Bounds for the sum of some random variables, in terms of their cdfs

Question

I have three independent non-negative random variables $X_1$, $X_2$, and $X_3$, and I do not have their density functions, but I do have a decent upper bound for their cdfs. In other words, I have functions $G_1$, $G_2$, $G_3$ such that $\Pr(X_i\leq x) \leq G_i(x)$ for all $i$ and $x$. Each $G_i$ is of the form $G_i(x) = c_i x^{n_i}$. Is there any way at all that I could use these functions to bound the cdf of the sum, $\Pr(X_1+X_2+X_3\leq x)$, from above? This seems hopeless but I figured I'd give it a shot.

Answer 1

The obvious bound is $$\text{Pr}(X_1 + X_2 + X_3 \le x) \le \text{Pr}(X_1 \le x) \text{Pr}(X_2 \le x) \text{Pr}(X_3 \le x) \le G_1(x) G_2(x) G_3(x)$$ For something that might be slightly better, take $a_1, a_2, a_3 \ge 0$ with $a_1 + a_2 + a_3 \ge x$. Then $$\text{Pr}(X_1 + X_2 + X_3 \le x) \le G_1(a_1) G_2(x) G_3(x) + G_1(x) G_2(a_2) G_3(x) + G_1(x) G_2(x) G_3(a_3)$$ In any particular application, you might optimize this over $a_1, a_2, a_3$.

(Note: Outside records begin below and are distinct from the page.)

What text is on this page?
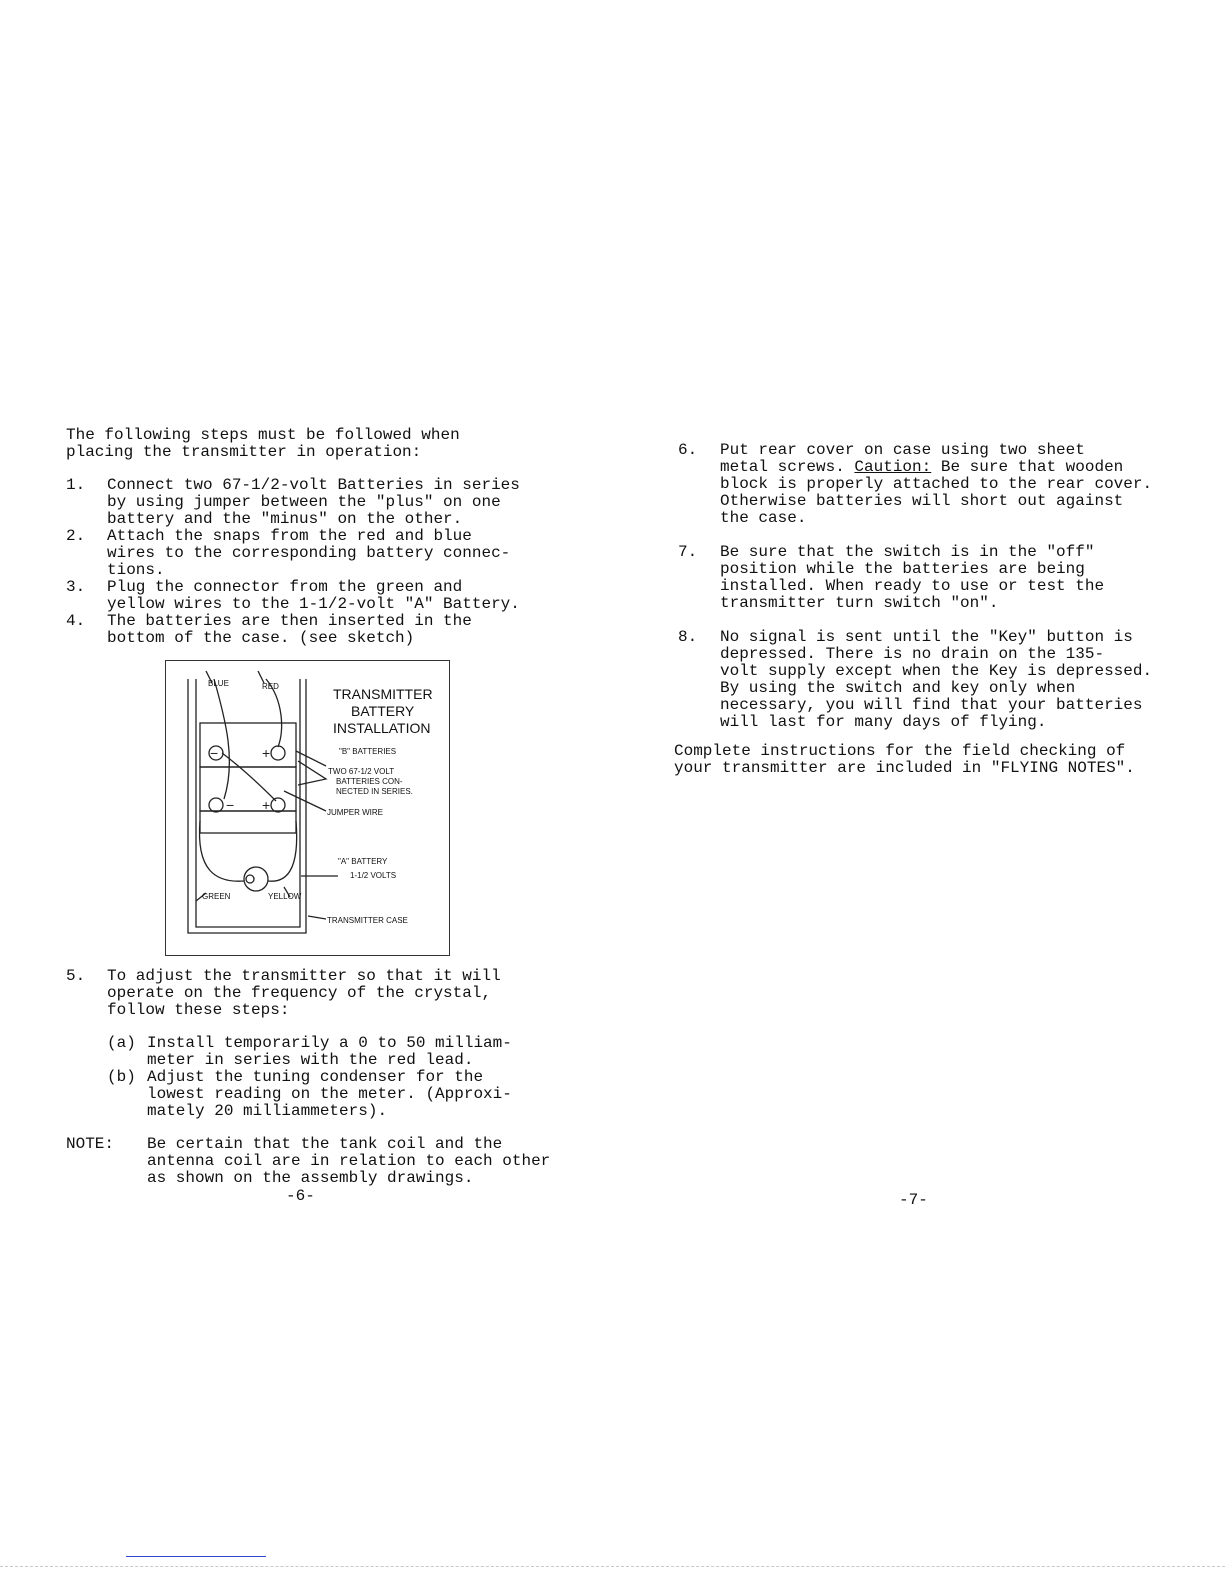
The following steps must be followed when
placing the transmitter in operation:
1. Connect two 67-1/2-volt Batteries in series
by using jumper between the "plus" on one
battery and the "minus" on the other.
2. Attach the snaps from the red and blue
wires to the corresponding battery connec-
tions.
3. Plug the connector from the green and
yellow wires to the 1-1/2-volt "A" Battery.
4. The batteries are then inserted in the
bottom of the case. (see sketch)
−	+
− +
TRANSMITTER
BATTERY
INSTALLATION
"B" BATTERIES
TWO 67-1/2 VOLT
BATTERIES CON-
NECTED IN SERIES.
JUMPER WIRE
"A" BATTERY
1-1/2 VOLTS
TRANSMITTER CASE
BLUE	RED
GREEN	YELLOW
5. To adjust the transmitter so that it will
operate on the frequency of the crystal,
follow these steps:
(a) Install temporarily a 0 to 50 milliam-
meter in series with the red lead.
(b) Adjust the tuning condenser for the
lowest reading on the meter. (Approxi-
mately 20 milliammeters).
NOTE:	Be certain that the tank coil and the
antenna coil are in relation to each other
as shown on the assembly drawings.
-6-
6. Put rear cover on case using two sheet
metal screws. Caution: Be sure that wooden
block is properly attached to the rear cover.
Otherwise batteries will short out against
the case.
7. Be sure that the switch is in the "off"
position while the batteries are being
installed. When ready to use or test the
transmitter turn switch "on".
8. No signal is sent until the "Key" button is
depressed. There is no drain on the 135-
volt supply except when the Key is depressed.
By using the switch and key only when
necessary, you will find that your batteries
will last for many days of flying.
Complete instructions for the field checking of
your transmitter are included in "FLYING NOTES".
-7-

EDIT: Alternatively, take $b_1, b_2, b_3 \ge 0$ with $b_1 + b_2 \ge x$, $b_1 + b_3 \ge x$, $b_2 + b_3 \ge x$. Then $$ \text{Pr}(X_1 + X_2 + X_3 \le x) \le G_1(b_1) G_2(b_2) G_3(x) + G_1(b_1) G_2(x) G_3(b_3) + G_1(x) G_2(b_2) G_3(b_3)$$